Agora que fui convencido a usar a novidade pelo efeito manada (não quero ser o último dos moicanos a se beneficiar das maravilhas do mundo virtual), uma nova voz, agora do inconsciente, talvez você pense assim, ou do além, me pergunta: com essa larga utilização do robô, onde ficariam a originalidade, a sensibilidade, o “eu lírico”, o estilo dos autores, que até tempos atrás ainda poderiam contar com o seu direito autoral? 

Pensando nessa questão, alguns leitores vorazes poderiam afirmar, com conhecimento de causa, apontando para os livros na Biblioteca: Ah, mas esse texto é do Guimarães Rosa, disso tenho certeza, perceba a riqueza vocabular, o seu “lugar de fala”, o conhecimento que ele tem do sertão! Ah, mas esse texto é do bom-despachense Dilermando Cardoso, que escreve um romance como ninguém, sobre o Engenho do Ribeiro, resgatando da sua memória palavras e situações que só mesmo ele poderia ter experimentado e nos presenteado no seu mais recente livro: Sertão meu: Gerais. 

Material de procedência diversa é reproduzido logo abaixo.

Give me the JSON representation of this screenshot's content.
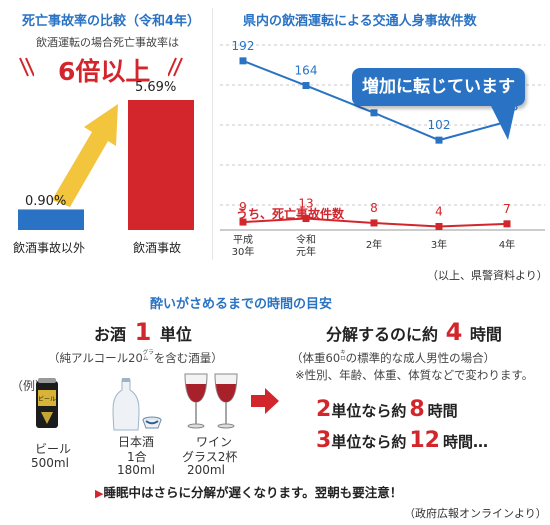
{
  "left_chart": {
    "title": "死亡事故率の比較（令和4年）",
    "subtitle": "飲酒運転の場合死亡事故率は",
    "highlight": "6倍以上",
    "bars": [
      {
        "label": "飲酒事故以外",
        "value_label": "0.90%",
        "value": 0.9,
        "color": "#2a73c4"
      },
      {
        "label": "飲酒事故",
        "value_label": "5.69%",
        "value": 5.69,
        "color": "#d3262c"
      }
    ]
  },
  "chart_data": [
    {
      "type": "bar",
      "title": "死亡事故率の比較（令和4年）",
      "categories": [
        "飲酒事故以外",
        "飲酒事故"
      ],
      "values": [
        0.9,
        5.69
      ],
      "value_labels": [
        "0.90%",
        "5.69%"
      ]
    },
    {
      "type": "line",
      "title": "県内の飲酒運転による交通人身事故件数",
      "categories": [
        "平成30年",
        "令和元年",
        "2年",
        "3年",
        "4年"
      ],
      "series": [
        {
          "values": [
            192,
            164,
            133,
            102,
            123
          ],
          "color": "#2a73c4"
        },
        {
          "name": "うち、死亡事故件数",
          "values": [
            9,
            13,
            8,
            4,
            7
          ],
          "color": "#d3262c"
        }
      ],
      "ylim": [
        0,
        210
      ],
      "grid": "horizontal dashed"
    }
  ],
  "line_chart": {
    "title": "県内の飲酒運転による交通人身事故件数",
    "callout": "増加に転じています",
    "series_label": "うち、死亡事故件数",
    "x_labels": [
      [
        "平成",
        "30年"
      ],
      [
        "令和",
        "元年"
      ],
      [
        "2年"
      ],
      [
        "3年"
      ],
      [
        "4年"
      ]
    ],
    "source": "（以上、県警資料より）"
  },
  "bottom": {
    "title": "酔いがさめるまでの時間の目安",
    "unit_prefix": "お酒",
    "unit_num": "1",
    "unit_suffix": "単位",
    "unit_note_a": "（純アルコール20",
    "unit_note_b": "を含む酒量）",
    "gram_top": "グラ",
    "gram_bottom": "ム",
    "example": "（例）",
    "drinks": [
      {
        "name": "ビール",
        "amount": "500ml",
        "can_label": "ビール"
      },
      {
        "name": "日本酒",
        "amount": "180ml",
        "sub": "1合"
      },
      {
        "name": "ワイン",
        "amount": "200ml",
        "sub": "グラス2杯"
      }
    ],
    "decomp_a": "分解するのに約",
    "decomp_num": "4",
    "decomp_b": "時間",
    "decomp_note1_a": "（体重60",
    "decomp_note1_b": "の標準的な成人男性の場合）",
    "kilo_top": "キ",
    "kilo_bottom": "ロ",
    "decomp_note2": "※性別、年齢、体重、体質などで変わります。",
    "row2_num": "2",
    "row2_text": "単位なら約",
    "row2_hours": "8",
    "row2_unit": "時間",
    "row3_num": "3",
    "row3_text": "単位なら約",
    "row3_hours": "12",
    "row3_unit": "時間…",
    "warning": "睡眠中はさらに分解が遅くなります。翌朝も要注意！",
    "source": "（政府広報オンラインより）"
  },
  "colors": {
    "blue": "#2a73c4",
    "red": "#d3262c",
    "grid": "#c9c9c9"
  }
}
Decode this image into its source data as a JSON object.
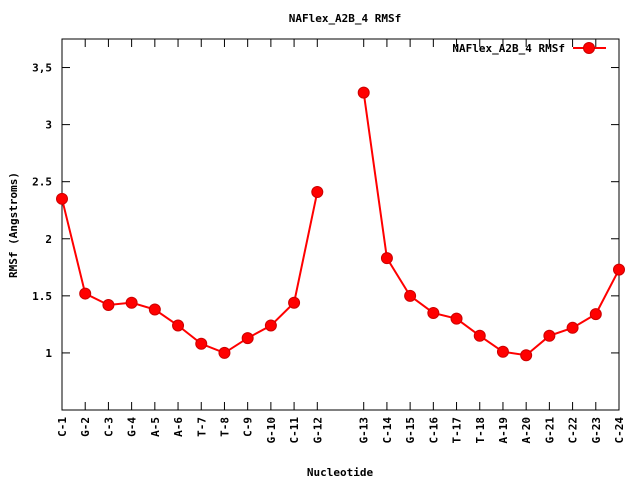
{
  "chart_data": {
    "type": "line",
    "title": "NAFlex_A2B_4 RMSf",
    "xlabel": "Nucleotide",
    "ylabel": "RMSf (Angstroms)",
    "ylim": [
      0.5,
      3.75
    ],
    "yticks": [
      "1",
      "1.5",
      "2",
      "2.5",
      "3",
      "3,5"
    ],
    "ytick_values": [
      1,
      1.5,
      2,
      2.5,
      3,
      3.5
    ],
    "xlim": [
      1,
      25
    ],
    "grid": false,
    "legend_position": "top-right",
    "colors": {
      "series": "#ff0000",
      "marker_edge": "#cc0000"
    },
    "categories": [
      "C-1",
      "G-2",
      "C-3",
      "G-4",
      "A-5",
      "A-6",
      "T-7",
      "T-8",
      "C-9",
      "G-10",
      "C-11",
      "G-12",
      "G-13",
      "C-14",
      "G-15",
      "C-16",
      "T-17",
      "T-18",
      "A-19",
      "A-20",
      "G-21",
      "C-22",
      "G-23",
      "C-24"
    ],
    "x": [
      1,
      2,
      3,
      4,
      5,
      6,
      7,
      8,
      9,
      10,
      11,
      12,
      14,
      15,
      16,
      17,
      18,
      19,
      20,
      21,
      22,
      23,
      24,
      25
    ],
    "series": [
      {
        "name": "NAFlex_A2B_4 RMSf",
        "segments": [
          [
            0,
            11
          ],
          [
            12,
            23
          ]
        ],
        "values": [
          2.35,
          1.52,
          1.42,
          1.44,
          1.38,
          1.24,
          1.08,
          1.0,
          1.13,
          1.24,
          1.44,
          2.41,
          3.28,
          1.83,
          1.5,
          1.35,
          1.3,
          1.15,
          1.01,
          0.98,
          1.15,
          1.22,
          1.34,
          1.73
        ]
      }
    ]
  }
}
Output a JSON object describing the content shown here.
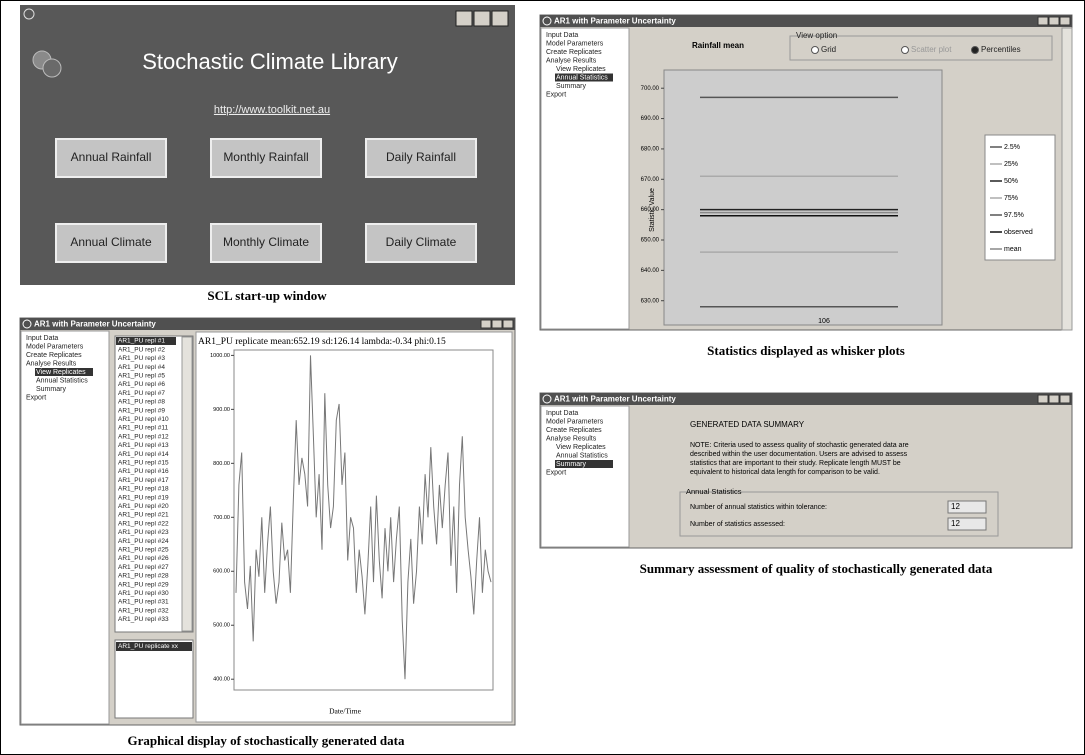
{
  "startup": {
    "title": "Stochastic Climate Library",
    "url": "http://www.toolkit.net.au",
    "buttons": [
      "Annual Rainfall",
      "Monthly Rainfall",
      "Daily Rainfall",
      "Annual Climate",
      "Monthly Climate",
      "Daily Climate"
    ],
    "caption": "SCL start-up window"
  },
  "whisker": {
    "window_title": "AR1 with Parameter Uncertainty",
    "tree": [
      "Input Data",
      "Model Parameters",
      "Create Replicates",
      "Analyse Results",
      "View Replicates",
      "Annual Statistics",
      "Summary",
      "Export"
    ],
    "selected": 5,
    "heading": "Rainfall mean",
    "view_option": "View option",
    "options": [
      "Grid",
      "Scatter plot",
      "Percentiles"
    ],
    "chosen_option": 2,
    "y_label": "Statistic Value",
    "ylim": [
      622,
      706
    ],
    "yticks": [
      {
        "value": 700,
        "label": "700.00"
      },
      {
        "value": 690,
        "label": "690.00"
      },
      {
        "value": 680,
        "label": "680.00"
      },
      {
        "value": 670,
        "label": "670.00"
      },
      {
        "value": 660,
        "label": "660.00"
      },
      {
        "value": 650,
        "label": "650.00"
      },
      {
        "value": 640,
        "label": "640.00"
      },
      {
        "value": 630,
        "label": "630.00"
      }
    ],
    "x_label": "106",
    "series": [
      {
        "name": "2.5%",
        "color": "#555555",
        "value": 628
      },
      {
        "name": "25%",
        "color": "#aaaaaa",
        "value": 646
      },
      {
        "name": "50%",
        "color": "#222222",
        "value": 660
      },
      {
        "name": "75%",
        "color": "#aaaaaa",
        "value": 671
      },
      {
        "name": "97.5%",
        "color": "#555555",
        "value": 697
      },
      {
        "name": "observed",
        "color": "#111111",
        "value": 658
      },
      {
        "name": "mean",
        "color": "#888888",
        "value": 659
      }
    ],
    "caption": "Statistics displayed as whisker plots"
  },
  "summary": {
    "window_title": "AR1 with Parameter Uncertainty",
    "tree": [
      "Input Data",
      "Model Parameters",
      "Create Replicates",
      "Analyse Results",
      "View Replicates",
      "Annual Statistics",
      "Summary",
      "Export"
    ],
    "selected": 6,
    "heading": "GENERATED DATA SUMMARY",
    "note": [
      "NOTE: Criteria used to assess quality of stochastic generated data are",
      "described within the user documentation. Users are advised to assess",
      "statistics that are important to their study. Replicate length MUST be",
      "equivalent to historical data length for comparison to be valid."
    ],
    "group": "Annual Statistics",
    "rows": [
      {
        "label": "Number of annual statistics within tolerance:",
        "value": 12
      },
      {
        "label": "Number of statistics assessed:",
        "value": 12
      }
    ],
    "caption": "Summary assessment of quality of stochastically generated data"
  },
  "replicates": {
    "window_title": "AR1 with Parameter Uncertainty",
    "tree": [
      "Input Data",
      "Model Parameters",
      "Create Replicates",
      "Analyse Results",
      "View Replicates",
      "Annual Statistics",
      "Summary",
      "Export"
    ],
    "selected": 4,
    "list": [
      "AR1_PU repl #1",
      "AR1_PU repl #2",
      "AR1_PU repl #3",
      "AR1_PU repl #4",
      "AR1_PU repl #5",
      "AR1_PU repl #6",
      "AR1_PU repl #7",
      "AR1_PU repl #8",
      "AR1_PU repl #9",
      "AR1_PU repl #10",
      "AR1_PU repl #11",
      "AR1_PU repl #12",
      "AR1_PU repl #13",
      "AR1_PU repl #14",
      "AR1_PU repl #15",
      "AR1_PU repl #16",
      "AR1_PU repl #17",
      "AR1_PU repl #18",
      "AR1_PU repl #19",
      "AR1_PU repl #20",
      "AR1_PU repl #21",
      "AR1_PU repl #22",
      "AR1_PU repl #23",
      "AR1_PU repl #24",
      "AR1_PU repl #25",
      "AR1_PU repl #26",
      "AR1_PU repl #27",
      "AR1_PU repl #28",
      "AR1_PU repl #29",
      "AR1_PU repl #30",
      "AR1_PU repl #31",
      "AR1_PU repl #32",
      "AR1_PU repl #33"
    ],
    "selected_item": "AR1_PU replicate xx",
    "plot_title": "AR1_PU replicate   mean:652.19  sd:126.14  lambda:-0.34  phi:0.15",
    "ylim": [
      380,
      1010
    ],
    "yticks": [
      {
        "value": 1000,
        "label": "1000.00"
      },
      {
        "value": 900,
        "label": "900.00"
      },
      {
        "value": 800,
        "label": "800.00"
      },
      {
        "value": 700,
        "label": "700.00"
      },
      {
        "value": 600,
        "label": "600.00"
      },
      {
        "value": 500,
        "label": "500.00"
      },
      {
        "value": 400,
        "label": "400.00"
      }
    ],
    "x_label": "Date/Time",
    "color": "#777777",
    "values": [
      560,
      760,
      820,
      580,
      530,
      610,
      470,
      640,
      590,
      700,
      560,
      650,
      720,
      600,
      540,
      580,
      690,
      620,
      640,
      560,
      730,
      880,
      760,
      810,
      780,
      720,
      1000,
      850,
      700,
      780,
      640,
      930,
      760,
      680,
      720,
      880,
      910,
      760,
      820,
      620,
      700,
      680,
      560,
      640,
      590,
      520,
      610,
      720,
      580,
      740,
      620,
      550,
      680,
      600,
      700,
      580,
      660,
      720,
      510,
      400,
      580,
      660,
      540,
      600,
      720,
      650,
      780,
      700,
      830,
      720,
      650,
      760,
      680,
      760,
      820,
      610,
      720,
      560,
      760,
      850,
      700,
      640,
      590,
      520,
      620,
      700,
      560,
      640,
      600,
      580
    ],
    "caption": "Graphical display of stochastically generated data"
  }
}
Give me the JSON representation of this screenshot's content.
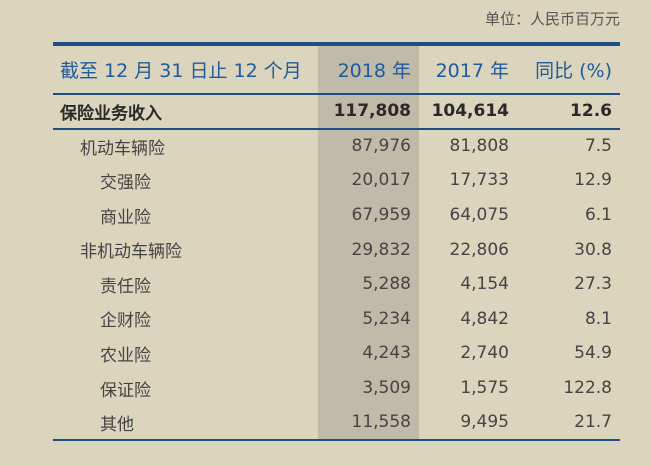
{
  "unit_note": "单位：人民币百万元",
  "table": {
    "headers": {
      "label": "截至 12 月 31 日止 12 个月",
      "y2018": "2018 年",
      "y2017": "2017 年",
      "yoy": "同比 (%)"
    },
    "rows": [
      {
        "label": "保险业务收入",
        "v2018": "117,808",
        "v2017": "104,614",
        "yoy": "12.6"
      },
      {
        "label": "机动车辆险",
        "v2018": "87,976",
        "v2017": "81,808",
        "yoy": "7.5"
      },
      {
        "label": "交强险",
        "v2018": "20,017",
        "v2017": "17,733",
        "yoy": "12.9"
      },
      {
        "label": "商业险",
        "v2018": "67,959",
        "v2017": "64,075",
        "yoy": "6.1"
      },
      {
        "label": "非机动车辆险",
        "v2018": "29,832",
        "v2017": "22,806",
        "yoy": "30.8"
      },
      {
        "label": "责任险",
        "v2018": "5,288",
        "v2017": "4,154",
        "yoy": "27.3"
      },
      {
        "label": "企财险",
        "v2018": "5,234",
        "v2017": "4,842",
        "yoy": "8.1"
      },
      {
        "label": "农业险",
        "v2018": "4,243",
        "v2017": "2,740",
        "yoy": "54.9"
      },
      {
        "label": "保证险",
        "v2018": "3,509",
        "v2017": "1,575",
        "yoy": "122.8"
      },
      {
        "label": "其他",
        "v2018": "11,558",
        "v2017": "9,495",
        "yoy": "21.7"
      }
    ]
  }
}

Ah, mas esse quadro aqui do lado é do Carlos Madeira, perceba seus traços característicos, como ele pinta maravilhosamente essa obra, um senhor, que parece ser seu pai, com o rádio de pilha, com o estilo realista que nos faz ficar pensando se ela não é uma fotografia. Ah, mas essa fotografia premiada internacionalmente aqui é do Wilson Fortunato, veja o enquadramento que ele faz dessa abelha no processo de polinização! 

Se lançarmos cotidianamente na rede mundial “tudo” o que nos acontece, em imagens, discursos de ódio ou de amor, palavras, atos e omissões, confesso que tenho medo do que há de surgir nas respostas oraculares desse robô que tem o ingênuo propósito de nos auxiliar. 

Portanto, por ora, esse que vos escreve ainda pretende manter seu jeito próprio de falar e escrever. Usa e abusa das palavras que aprendeu ao longo da sua vida, nos bancos escolares do Martinho Fidelis e Miguel Gontijo, numa caligrafia invejável, inventa uns imbondos, porque teve o privilégio de conhecer a língua da Tabatinga, essa sim, que ele insiste em conservar na memória e incorpora nos seus diálogos, como bem faz o Tonhão, com as imagens no seu museu virtual. 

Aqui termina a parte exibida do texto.